Variant calling is a subjective process and considerably influenced by the particular software used and the specific parameters employed to filter out raw error base calling. Various next-generation sequencing platforms, including the Ion Torrent sequencing, can generate wrong base calling. The data generated using the Ion Torrent PGM platform were reported to have a raw error rate of ~1.8%42, largely due to the inability of calling the correct number of bases in homopolymers > 8 bases long.

Somatic mutations

To distinguish between somatic and germline mutations, detected mutations were compared to variants in the 1000 Genomes Project43 and 6500 exomes of the National Heart, Lung and Blood Institute Exome Sequencing Project44.

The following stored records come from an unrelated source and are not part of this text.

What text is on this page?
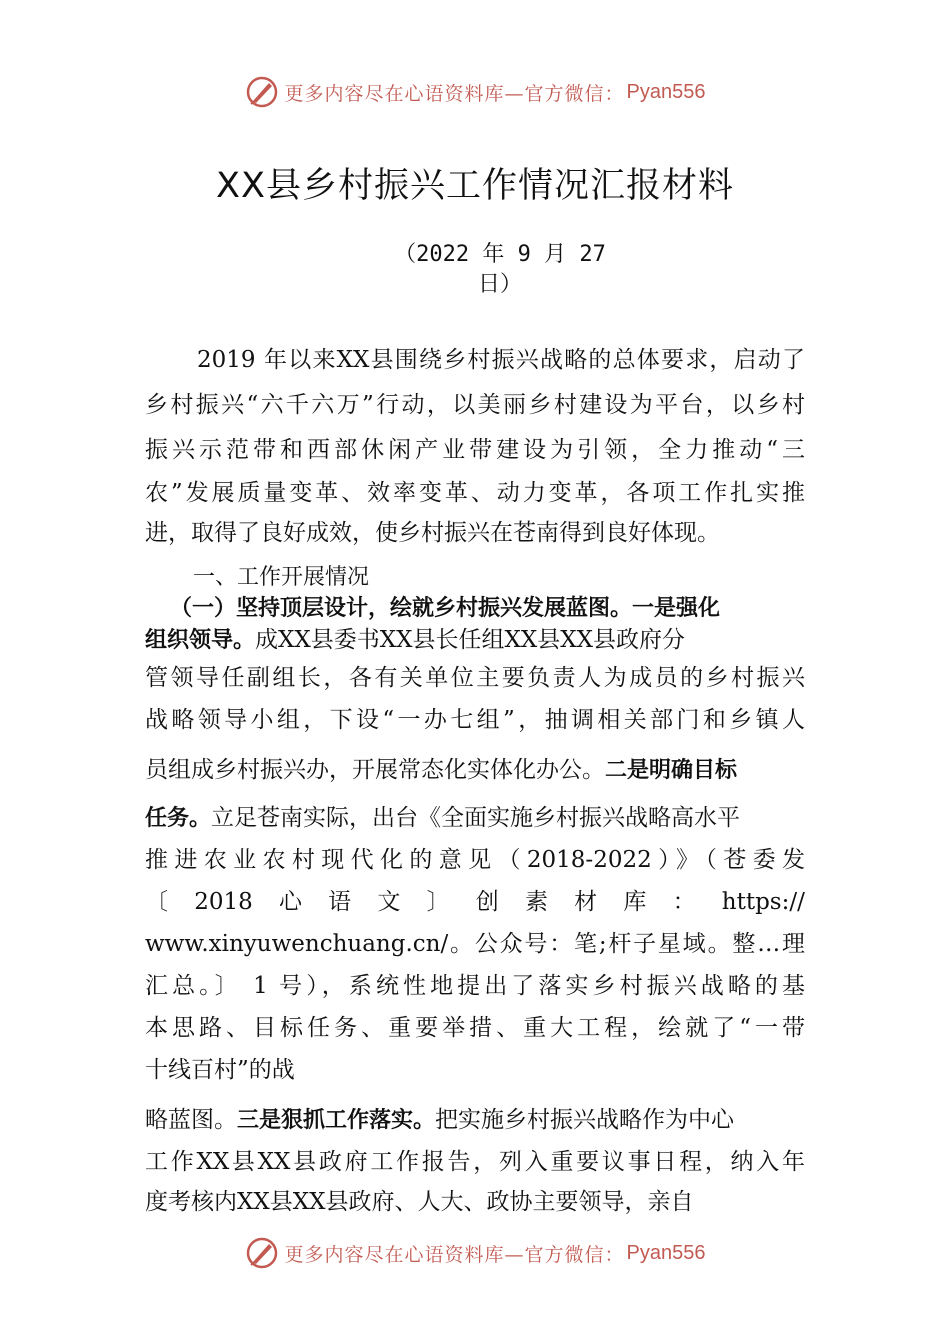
更多内容尽在心语资料库—官方微信： Pyan556
XX县乡村振兴工作情况汇报材料
（2022 年 9 月 27
日）
2019 年以来XX县围绕乡村振兴战略的总体要求，启动了
乡村振兴“六千六万”行动，以美丽乡村建设为平台，以乡村
振兴示范带和西部休闲产业带建设为引领，全力推动“三
农”发展质量变革、效率变革、动力变革，各项工作扎实推
进，取得了良好成效，使乡村振兴在苍南得到良好体现。
一、工作开展情况
（一）坚持顶层设计，绘就乡村振兴发展蓝图。一是强化
组织领导。成XX县委书XX县长任组XX县XX县政府分
管领导任副组长，各有关单位主要负责人为成员的乡村振兴
战略领导小组，下设“一办七组”，抽调相关部门和乡镇人
员组成乡村振兴办，开展常态化实体化办公。二是明确目标
任务。立足苍南实际，出台《全面实施乡村振兴战略高水平
推进农业农村现代化的意见（2018-2022）》（苍委发
〔 2018 心 语 文 〕 创 素 材 库 ： https://
www.xinyuwenchuang.cn/。公众号：笔;杆子星域。整…理
汇总。〕 1 号），系统性地提出了落实乡村振兴战略的基
本思路、目标任务、重要举措、重大工程，绘就了“一带
十线百村”的战
略蓝图。三是狠抓工作落实。把实施乡村振兴战略作为中心
工作XX县XX县政府工作报告，列入重要议事日程，纳入年
度考核内XX县XX县政府、人大、政协主要领导，亲自
更多内容尽在心语资料库—官方微信： Pyan556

Bioinformatical and experimental validation

To assess reappearing mutations in GIST, we used the COSMIC (version 64)45, MyCancerGenome database (http://www.mycancergenome.org/) and other publications (Supplementary Table 1). Additionally, Sanger's sequencing was used to confirm some detected missense mutations (Supplementary Table 3).

Statistical analysis

We selected reappearing somatic missense/in-del mutations in the GIST to perform the statistical analysis. Some categorical data were compared using Fisher's exact tests. Log-rank statistics were used to determine whether patients' survival was influenced by CD34 and CD117. Survival analyses were also performed using Kaplan-Meier survival curves. All statistical analyses were performed using R version 3.0.2.